El contexto urbano no es homogéneo. No hay una Barcelona, hay muchas. Sus límites no acaban ni siquiera en el área metropolitana. Por lo tanto, tampoco hay formas de resolver el transporte de forma homogénea. El servicio de última milla es muy interesante para zonas de baja densidad con déficit de servicios, y permite atraer a población dispersa a nodos intermodales. Y en la ciudad densa, en el centro de Barcelona, no podemos obviar este sistema. El proyecto de super manzanas es complementario de una red de unidades logísticas de distribución de mercancías. En cuanto al conflicto entre distintos modos de transporte en el espacio público, la compatibilidad depende básicamente de la velocidad.

Ilustración de la tesis doctoral de Joan Moreno sobre la movilidad en Randstad (Países Bajos).

¿Cómo ve la movilidad en Barcelona los próximos 10 años? ¿Qué nuevos factores habrá que tener en cuenta para planificar su desarrollo?

Hay dos aspectos clave a considerar: la intermodalidad y la movilidad autónoma. La intermodalidad determina y determinará la movilidad del futuro, y cuanta más facilidad demos para combinar distintos medios de transporte público, mejor. Por otro lado, el vehículo autónomo, puede optimizar el desplazamiento y el espacio. Yo creo que iremos a un sistema mixto, con la ventaja de que los vehículos autónomos se convertirán en un espacio en el que llevar a cabo actividades, de trabajo o de ocio, además de ser un medio de transporte. Y eso podría favorecer su integración en las ciudades.
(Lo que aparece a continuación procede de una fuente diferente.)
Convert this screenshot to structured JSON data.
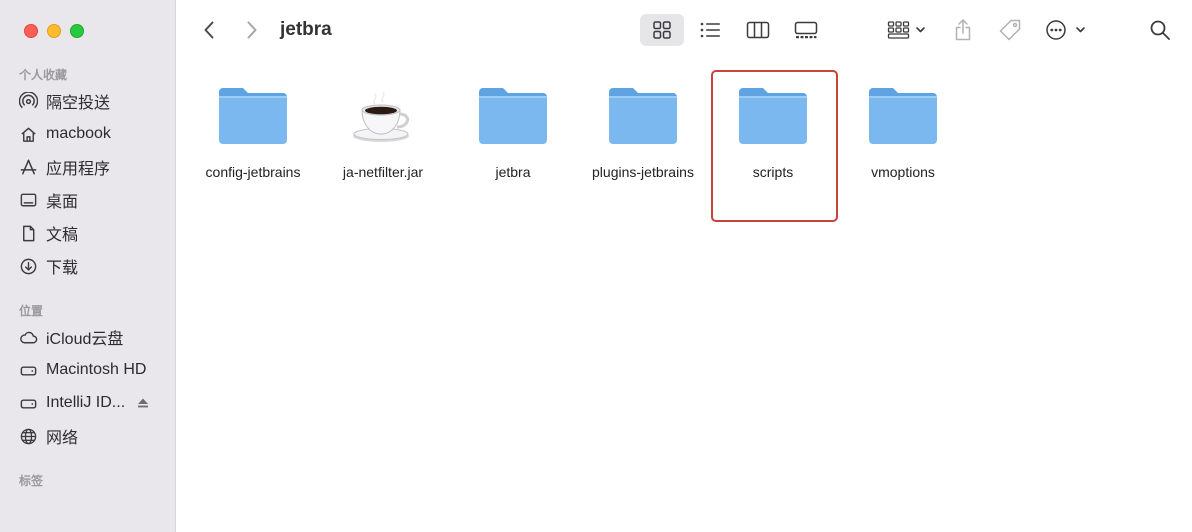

Nos centramos en la movilidad urbana, y se habla poco de la movilidad rural.

Así es, y el 70% del territorio no es urbano. Creo que es importante reflexionar también sobre la movilidad rural, y es algo que en la UPC tratamos de transmitir a los estudiantes. Hace unas semanas hicimos un taller con alumnos de arquitectura en la comarca del Berguedà. Trabajamos sobre habitabilidad en el medio rural, pero también sobre movilidad en ese tipo de entornos. Y en ese contexto se planteó promover los servicios móviles, favorecer el acceso de sus habitantes a bienes o servicios que ya no se ofrecen en los municipios pequeños. Es algo que los ciudadanos están demandando, y que contribuye a reducir la dependencia del vehículo particular, porque no obligas a esos vecinos a desplazarse constantemente a municipios más grandes.

Joan Moreno (derecha) con alumnos de Arquitectura en el taller sobre desarrollo rural desarrollado en Berguedà.
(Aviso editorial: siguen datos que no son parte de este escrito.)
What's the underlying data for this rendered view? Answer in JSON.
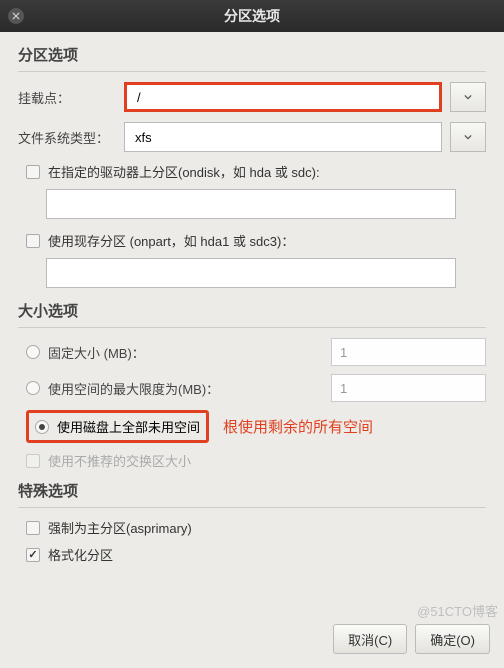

Su tesis doctoral analiza el concepto de las esquinas en la movilidad y la planificación territorial ¿Por qué eligió ese tema?
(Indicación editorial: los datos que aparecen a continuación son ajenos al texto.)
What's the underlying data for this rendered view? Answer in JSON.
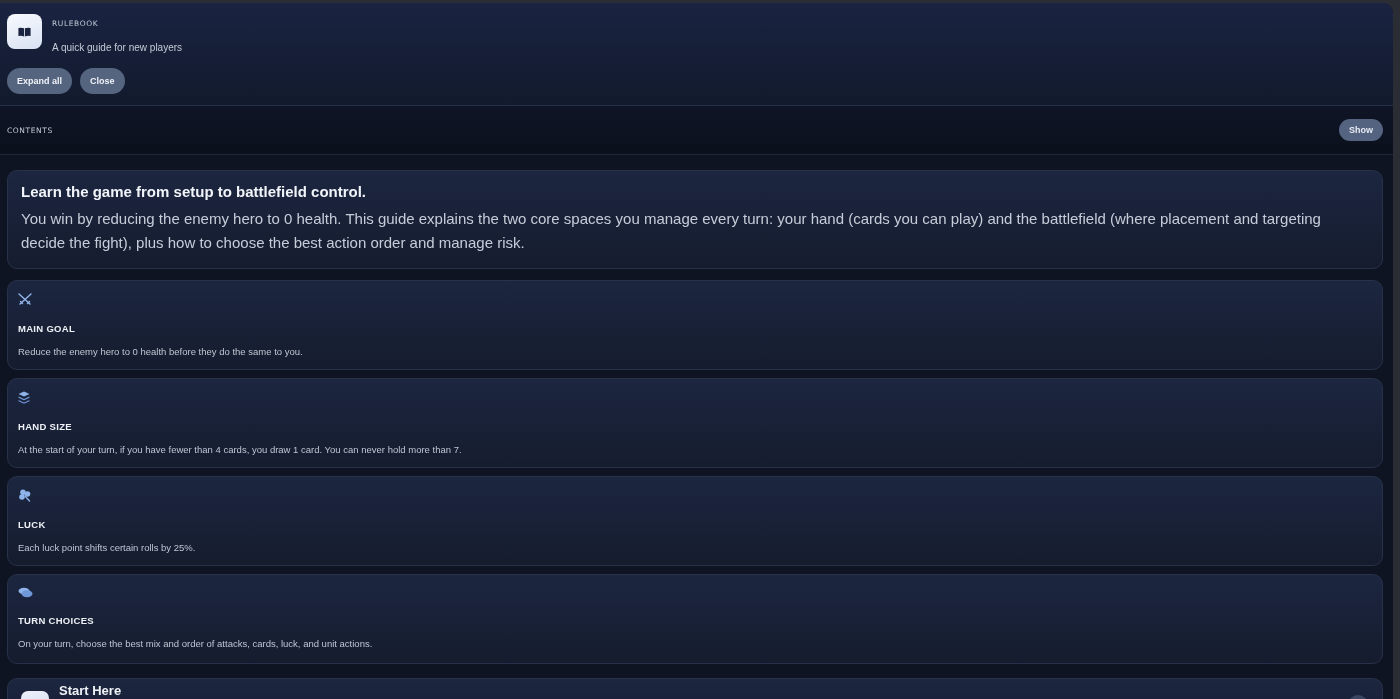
{
  "header": {
    "label": "RULEBOOK",
    "subtitle": "A quick guide for new players",
    "buttons": [
      "Expand all",
      "Close"
    ]
  },
  "contents": {
    "label": "CONTENTS",
    "button": "Show"
  },
  "intro": {
    "title": "Learn the game from setup to battlefield control.",
    "text": "You win by reducing the enemy hero to 0 health. This guide explains the two core spaces you manage every turn: your hand (cards you can play) and the battlefield (where placement and targeting decide the fight), plus how to choose the best action order and manage risk."
  },
  "rules": [
    {
      "kind": "goal",
      "title": "MAIN GOAL",
      "text": "Reduce the enemy hero to 0 health before they do the same to you."
    },
    {
      "kind": "hand",
      "title": "HAND SIZE",
      "text": "At the start of your turn, if you have fewer than 4 cards, you draw 1 card. You can never hold more than 7."
    },
    {
      "kind": "luck",
      "title": "LUCK",
      "text": "Each luck point shifts certain rolls by 25%."
    },
    {
      "kind": "turn",
      "title": "TURN CHOICES",
      "text": "On your turn, choose the best mix and order of attacks, cards, luck, and unit actions."
    }
  ],
  "sections": [
    {
      "title": "Start Here"
    }
  ]
}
Surgió a partir de una exposición que hubo en el Fórum 2004 en el que se analizaba el concepto de esquina arquitectónica, pero también territorial. Su comisario, Manuel de Solà-Morales, planteaba que las esquinas son la materialización arquitectónica del flujo del transporte. Es un espacio de regulación del flujo de personas y vehículos, pero también un área que acoge todo tipo de actividades urbanas. Y a mí me interesó tratar este tema desde el punto de vista territorial, de ahí surgió la tesis.

En esa tesis se estudia el modelo de la conurbación holandesa de Randstad ¿Hay patrones o modelos de su planificación urbana que podrían aplicarse a Cataluña?

Desde luego, el Randstad, que cuenta con seis millones y medio de habitantes, es una metrópolis policéntrica donde los roles urbanos están repartidos: Rotterdam es el puerto; Ámsterdam el aeropuerto y el centro turístico; La Haya es la capital administrativa… Ese es uno de sus valores. Y son muy eficientes en el transporte entre ciudades. Además, son muy eficaces integrando movilidad y planificación urbana. Los agentes políticos, económicos y sociales del Randstad han creado un modelo territorial de consenso, es decir, un pacto social y político compartido por todos, mientras aquí estamos un poco en la competición interna. Desde mi punto de vista, es fundamental planificar de forma integrada la movilidad y el desarrollo urbano.